Use the given data at 500 K to calculate ΔG°for the reaction

Anton [14]

Answer : The value of $\Delta G^o$ for the reaction is -959.1 kJ

Explanation :

The given balanced chemical reaction is,

$2H_2S(g)+3O_2(g)\rightarrow 2H_2O(g)+2SO_2(g)$

First we have to calculate the enthalpy of reaction $(\Delta H^o)$ .

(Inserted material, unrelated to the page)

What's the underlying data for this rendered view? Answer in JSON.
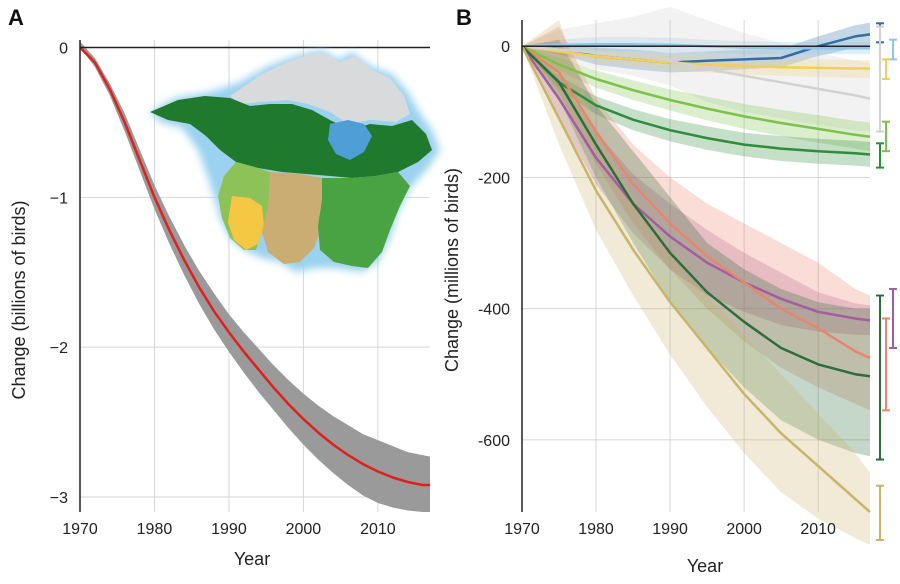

$\Delta H^o=H_f_{product}-H_f_{reactant}$

$\Delta H^o=[n_{H_2O}\times \Delta H_f^0_{(H_2O)}+n_{SO_2}\times \Delta H_f^0_{(SO_2)}]-[n_{H_2S}\times \Delta H_f^0_{(H_2S)}+n_{O_2}\times \Delta H_f^0_{(O_2)}]$

where,

$\Delta H^o$ = enthalpy of reaction = ?

n = number of moles

$\Delta H_f^0$ = standard enthalpy of formation

Now put all the given values in this expression, we get:

$\Delta H^o=[2mole\times (-242kJ/mol)+2mole\times (-296.8kJ/mol)}]-[2mole\times (-21kJ/mol)+3mole\times (0kJ/mol)]$

$\Delta H^o=-1035.6kJ=-1035600J$

conversion used : (1 kJ = 1000 J)

Now we have to calculate the entropy of reaction $(\Delta S^o)$ .

$\Delta S^o=S_f_{product}-S_f_{reactant}$

$\Delta S^o=[n_{H_2O}\times \Delta S_f^0_{(H_2O)}+n_{SO_2}\times \Delta S_f^0_{(SO_2)}]-[n_{H_2S}\times \Delta S_f^0_{(H_2S)}+n_{O_2}\times \Delta S_f^0_{(O_2)}]$